At the high end—around $3,000 per hearing aid for bundled services—hearing aids can offer Bluetooth connectivity to your smartphone. Through your hearing aids, you can connect to your phone, FaceTime, Skype, Zoom and other conference calls, as well as Netflix, music and other media. Premium hearing aids may also offer machine learning or artificial intelligence, which manufacturers claim helps provide the clearest, crispest sound in any given situation.
These hearing aids may also be small and inconspicuous compared to lower-end models. Starkey’s Invisible (IIC) model, for example, rests deep in the second bend of your ear canal, rendering the hearing aid practically invisible. “These tinier devices have to be custom made for patients to the specifications of the ear canal,” says Galatioto. Premium hearing aids also feature rechargeable batteries, which can offer up to 30 hours of continuous use before requiring recharging (typically done at night).
At the other end of the spectrum, hearing aids at introductory price points cost around $1,000 to $1,700 per hearing aid. These hearing aids typically offer simpler technology with fewer algorithms and channels to control and amplify sound and respond to noisy situations. They are not only more affordable, but also easier to learn how to use and may suffice for your listening needs.
Meanwhile, big-box retailers like Costco offer particularly low prices on hearing aids. Premium hearing aids can cost as little as $700 per ear at these stores.
Included in the bundled service model is the fitting, which involves physically fitting a hearing device or component of the device to the patient’s ear. Depending on the hearing device you choose, a physical mold of your ear may be necessary.
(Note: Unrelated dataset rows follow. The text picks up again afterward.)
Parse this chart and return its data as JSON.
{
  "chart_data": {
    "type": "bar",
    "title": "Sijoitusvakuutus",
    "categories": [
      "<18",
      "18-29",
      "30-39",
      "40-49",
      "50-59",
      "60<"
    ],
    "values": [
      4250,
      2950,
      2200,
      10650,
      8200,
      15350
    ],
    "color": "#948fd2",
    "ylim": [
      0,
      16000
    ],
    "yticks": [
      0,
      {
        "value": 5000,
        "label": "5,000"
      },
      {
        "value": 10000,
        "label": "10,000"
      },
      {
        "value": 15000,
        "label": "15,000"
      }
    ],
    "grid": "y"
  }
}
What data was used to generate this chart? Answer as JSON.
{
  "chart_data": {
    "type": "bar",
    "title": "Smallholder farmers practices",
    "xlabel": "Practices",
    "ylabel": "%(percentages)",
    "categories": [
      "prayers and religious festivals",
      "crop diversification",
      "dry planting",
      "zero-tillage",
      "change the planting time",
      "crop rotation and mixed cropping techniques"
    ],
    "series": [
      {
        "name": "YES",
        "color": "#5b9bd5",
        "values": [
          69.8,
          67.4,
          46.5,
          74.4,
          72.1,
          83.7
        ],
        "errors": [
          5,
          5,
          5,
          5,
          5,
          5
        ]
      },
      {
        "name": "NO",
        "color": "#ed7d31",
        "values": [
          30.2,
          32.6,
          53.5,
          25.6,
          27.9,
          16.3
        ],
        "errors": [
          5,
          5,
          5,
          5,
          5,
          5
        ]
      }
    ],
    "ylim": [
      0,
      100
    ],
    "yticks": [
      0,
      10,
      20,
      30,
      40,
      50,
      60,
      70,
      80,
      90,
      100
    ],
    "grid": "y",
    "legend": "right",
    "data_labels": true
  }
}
A fitting also includes importing the results of your audiogram into the device’s software and programming the hearing aid for your unique hearing ability and the specific acoustics of your ears. “Every patient’s ear is different, and every patient’s sound tolerance is different,” says Galatioto. Programming hearing aids is a process of verification and validation—measuring the sound amplified by the hearing aid before it reaches the ear canal and quantifying the number of decibels patients hear.
“And sometimes patients have to build up a tolerance for wearing a hearing aid,” says Galatioto. “The way we fit them on day one may not be the way we fit them one month out.”
Be prepared to test your hearing aids in the real world and visit your audiologist several times until you can hear well in situations like eating with friends in noisy restaurants. “Sometimes it takes two or three troubleshooting follow-up appointments to get the sound right,” says Brian R. Earl, Ph.D., director of EARLAB at the University of Cincinnati College of Allied Health Sciences.
Hearing aids can fill up with moisture and wax, and audiologists can perform professional cleanings with supersonic cleaners and vacuums. Professional maintenance checkups every six months are often included in the bundled price to keep your hearing aids running smoothly, too.
A one- to three-year warranty specified by the manufacturer to cover the cost of repairs is typically included in the bundled price, and full replacements usually cost a certain amount per device and can only occur at that rate once. “Hearing aids are machines, and they will break if they’re used throughout all waking hours, which is recommended,” says Galatioto.
When the warranty coverage ends, you can pay to extend it, but that can be expensive. If something breaks after the standard warranty expires, you can also simply pay to have it repaired, as the repair will include a new warranty.